Model Rule 1.8(j) of the American Bar Associations suggested ethics rules for attorneys states as follows:
(j) A lawyer shall not have sexual relations with a client unless a consensual sexual relationship existed between them when the client-lawyer relationship commenced.
Not all states that broadly follow the Model Rules in their ethics codes have adopted this rule. Maryland and Louisiana both rejected this rule while adopting most or all of the rest of Model Rule 1.8, which addresses a number of different ethical conflict concerns including representing co-defendants or co-plaintiffs, not naming oneself as a client’s will beneficiary under most conditions, ethical issues involving media/publicity rights, etc.
When I first read this Model Rule as a young attorney, my reaction was immediate and swift: OF COURSE attorneys should not be sexually involved with their clients whatsoever. Had I been on the ABA committee as a young attorney, I probably would have pushed for a more severe language. The act of getting intimately involved with a client just seemed like such unbelievable bad news that I would have wanted any attorney “dumb” enough to violate the rule to spend time in the ethical penalty box, under the theory that stupidity should be expensive on general principles.
Age and experience have affirmed my revulsion at the foolishness of getting sexually involved with a client, and in my office it would be per se a firing offense. I am now more inclined to think, even convinced, however, to think that that Model Rule 1.8(j) as written is unwise for two practical reasons.

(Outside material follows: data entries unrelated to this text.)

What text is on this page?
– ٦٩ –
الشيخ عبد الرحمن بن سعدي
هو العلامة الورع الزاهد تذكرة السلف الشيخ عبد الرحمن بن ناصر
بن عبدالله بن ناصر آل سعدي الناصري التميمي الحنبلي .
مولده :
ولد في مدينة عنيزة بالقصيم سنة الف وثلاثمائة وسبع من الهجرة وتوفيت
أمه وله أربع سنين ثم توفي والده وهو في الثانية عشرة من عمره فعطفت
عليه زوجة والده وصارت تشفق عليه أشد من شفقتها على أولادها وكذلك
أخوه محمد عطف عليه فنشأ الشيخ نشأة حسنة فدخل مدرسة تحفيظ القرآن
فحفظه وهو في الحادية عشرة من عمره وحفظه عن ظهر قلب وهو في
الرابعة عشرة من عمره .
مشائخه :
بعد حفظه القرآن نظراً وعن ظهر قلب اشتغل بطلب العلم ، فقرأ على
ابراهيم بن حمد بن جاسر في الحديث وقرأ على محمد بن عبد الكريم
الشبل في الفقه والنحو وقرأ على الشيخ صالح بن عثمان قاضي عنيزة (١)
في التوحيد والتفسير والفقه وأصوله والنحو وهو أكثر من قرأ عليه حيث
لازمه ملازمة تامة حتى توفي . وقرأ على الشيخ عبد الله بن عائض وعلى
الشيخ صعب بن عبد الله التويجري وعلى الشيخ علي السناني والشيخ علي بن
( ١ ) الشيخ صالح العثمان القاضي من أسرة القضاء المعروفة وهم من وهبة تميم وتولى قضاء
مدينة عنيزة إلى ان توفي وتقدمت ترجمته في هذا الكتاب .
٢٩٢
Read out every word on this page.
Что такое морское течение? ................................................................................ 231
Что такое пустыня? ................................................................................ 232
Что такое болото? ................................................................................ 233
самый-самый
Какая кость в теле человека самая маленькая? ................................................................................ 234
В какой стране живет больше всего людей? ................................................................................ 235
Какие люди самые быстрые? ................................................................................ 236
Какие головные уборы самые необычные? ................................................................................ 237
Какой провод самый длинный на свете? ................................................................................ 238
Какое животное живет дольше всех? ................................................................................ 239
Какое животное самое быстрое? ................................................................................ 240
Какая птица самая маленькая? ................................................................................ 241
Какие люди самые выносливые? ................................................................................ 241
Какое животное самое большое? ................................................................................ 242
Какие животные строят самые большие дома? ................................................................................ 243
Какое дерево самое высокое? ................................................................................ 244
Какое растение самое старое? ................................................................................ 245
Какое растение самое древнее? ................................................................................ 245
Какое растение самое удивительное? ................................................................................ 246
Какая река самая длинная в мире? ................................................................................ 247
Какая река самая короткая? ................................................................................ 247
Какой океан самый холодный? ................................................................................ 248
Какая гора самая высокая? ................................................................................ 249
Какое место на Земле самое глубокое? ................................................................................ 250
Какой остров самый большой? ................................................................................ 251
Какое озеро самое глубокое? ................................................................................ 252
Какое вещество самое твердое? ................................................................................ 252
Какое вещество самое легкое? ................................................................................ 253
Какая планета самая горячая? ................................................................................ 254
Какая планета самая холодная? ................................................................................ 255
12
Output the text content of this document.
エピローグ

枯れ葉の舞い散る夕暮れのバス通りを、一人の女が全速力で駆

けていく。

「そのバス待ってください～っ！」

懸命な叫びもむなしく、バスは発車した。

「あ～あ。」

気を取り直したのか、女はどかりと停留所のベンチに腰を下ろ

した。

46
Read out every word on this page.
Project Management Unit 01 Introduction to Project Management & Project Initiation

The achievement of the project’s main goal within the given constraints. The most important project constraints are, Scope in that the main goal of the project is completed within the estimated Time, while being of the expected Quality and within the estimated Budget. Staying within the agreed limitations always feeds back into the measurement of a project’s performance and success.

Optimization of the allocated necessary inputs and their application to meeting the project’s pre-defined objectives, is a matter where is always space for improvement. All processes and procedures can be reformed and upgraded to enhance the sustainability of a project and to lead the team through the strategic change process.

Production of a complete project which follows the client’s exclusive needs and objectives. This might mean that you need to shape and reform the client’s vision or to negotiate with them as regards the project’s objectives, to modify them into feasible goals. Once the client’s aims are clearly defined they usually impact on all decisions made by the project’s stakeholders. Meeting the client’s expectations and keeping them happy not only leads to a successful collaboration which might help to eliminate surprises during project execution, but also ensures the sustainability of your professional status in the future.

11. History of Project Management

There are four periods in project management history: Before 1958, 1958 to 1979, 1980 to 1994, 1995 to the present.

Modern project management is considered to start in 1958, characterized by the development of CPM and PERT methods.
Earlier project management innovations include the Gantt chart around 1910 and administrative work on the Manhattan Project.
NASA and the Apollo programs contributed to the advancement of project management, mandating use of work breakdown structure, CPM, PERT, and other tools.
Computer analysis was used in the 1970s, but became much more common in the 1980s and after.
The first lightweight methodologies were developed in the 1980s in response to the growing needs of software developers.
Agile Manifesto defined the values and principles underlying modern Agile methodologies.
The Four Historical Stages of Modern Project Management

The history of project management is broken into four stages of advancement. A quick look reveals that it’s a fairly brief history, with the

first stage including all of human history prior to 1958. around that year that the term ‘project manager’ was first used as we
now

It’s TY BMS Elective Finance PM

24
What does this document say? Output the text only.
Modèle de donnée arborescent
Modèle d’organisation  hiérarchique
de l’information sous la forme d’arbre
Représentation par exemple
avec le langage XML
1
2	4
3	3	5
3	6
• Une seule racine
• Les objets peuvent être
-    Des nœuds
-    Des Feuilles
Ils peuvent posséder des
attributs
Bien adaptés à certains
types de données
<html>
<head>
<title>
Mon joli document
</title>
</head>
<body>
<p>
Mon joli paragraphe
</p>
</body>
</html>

1) Inclusio unius = exclusio alterius – the inclusion of one example constitutes the exclusion of others. By barring “sexual relations”, the rule would appear to admit personal relationships that do not cross the line of “sexual relations.” The last latter term was not explicitly defined in the Model Rules and, infamously, has been the source of late-night comedy show humor since the President Clinton scandal of 1997-1999 (I refuse to refer to that scandal by the surname of the young Executive Branch employee.) By prohibiting “sexual relations”, the rule could by implication allow relationships between lawyer and client that are dysfunctional, ethically compromised and conflict-ridden, but by narrow construction fall outside of “sexual relations.”
2) Some “sexual relations” or “sexual relationships” simply should not fall into attorney disciplinary under principles of common sense, fundamental fairness or decency. Perhaps a concrete example may help.
Adrienne Attorney meets Calvert Client through a mutual friend attorney Nora Networker, who knows everybody. Calvert got caught allegedly doing 62 in a 50 mph work zone on the Baltimore Beltway near Liberty Road, and asks Adrienne to represent him on the ticket as a favor. Adrienne normally charges $400.00 for this but waives the fee as a courtesy to Nora. Calvert and Adrienne, turns out, have lots of friends in common and go out for lunch. They really hit it off; they turn out to belong to the same religious community and have family members in the same social organizations. The court date is 2 months away.
Adrienne and Calvert attend a party thrown by Nora on their fourth date, three weeks before the speeding ticket trial date. After a night of flirting and mildly wine-soaked humor, they crash at Adrienne’s place. As sometimes happens, conduct ensues in private that would not meet the full approval of the spiritual leader of their community. Finally on the trial date, Adrienne represents Calvert in court; the law enforcement officer no-shows and the charge is dismissed.
A few weeks after the court date, Adrienne has second thoughts about whether the personal relationship is wise. She’s decided she’s not comfortable being at variance with the teachings of her religious community, and tells Calvert that she’s just not comfortable with the relationship as it currently stands. Calvert responds poorly and leaves in a huff. He tells Nora about the details of the relationship the following week, stating that it was going well and then went to hell.
a) Should Nora now be under a duty to “squeal” to Bar Counsel? Is this conduct that raises a substantial question as to Adrienne’s fitness to practice law in this state?
b) Should Adrienne face public discipline, call her carrier for a disciplinary attorney, face a peer review committe, face the Commission, face a closed-door proceeding in Circuit Court, face seven judges in red robes in Annapolis and possibly lose her attorney permit when the ethical impact of the incipient sexual relationship on the client’s legal position was probably zero?
c) Should the taxpayers of Maryland pay Attorney Grievance Commission investigators, Assistant Bar Counsel, etc., salary and benefits to pursue the facts of Calvert and Adrienne?
As stated, I find the idea of initiating a sexual relationship with a current client to be a serious judgment lapse justifying a firing, even when it’s just a speeding ticket. But it’s probably wise that my prejudices and quirks don’t inform the attorney ethics rules of this state. Model Rule 1.8(j) was a worthy start to the discussion, but in the absence of any prejudice to any client’s rights through actual ethical conflict, it’s probably an overbroad rule in practice.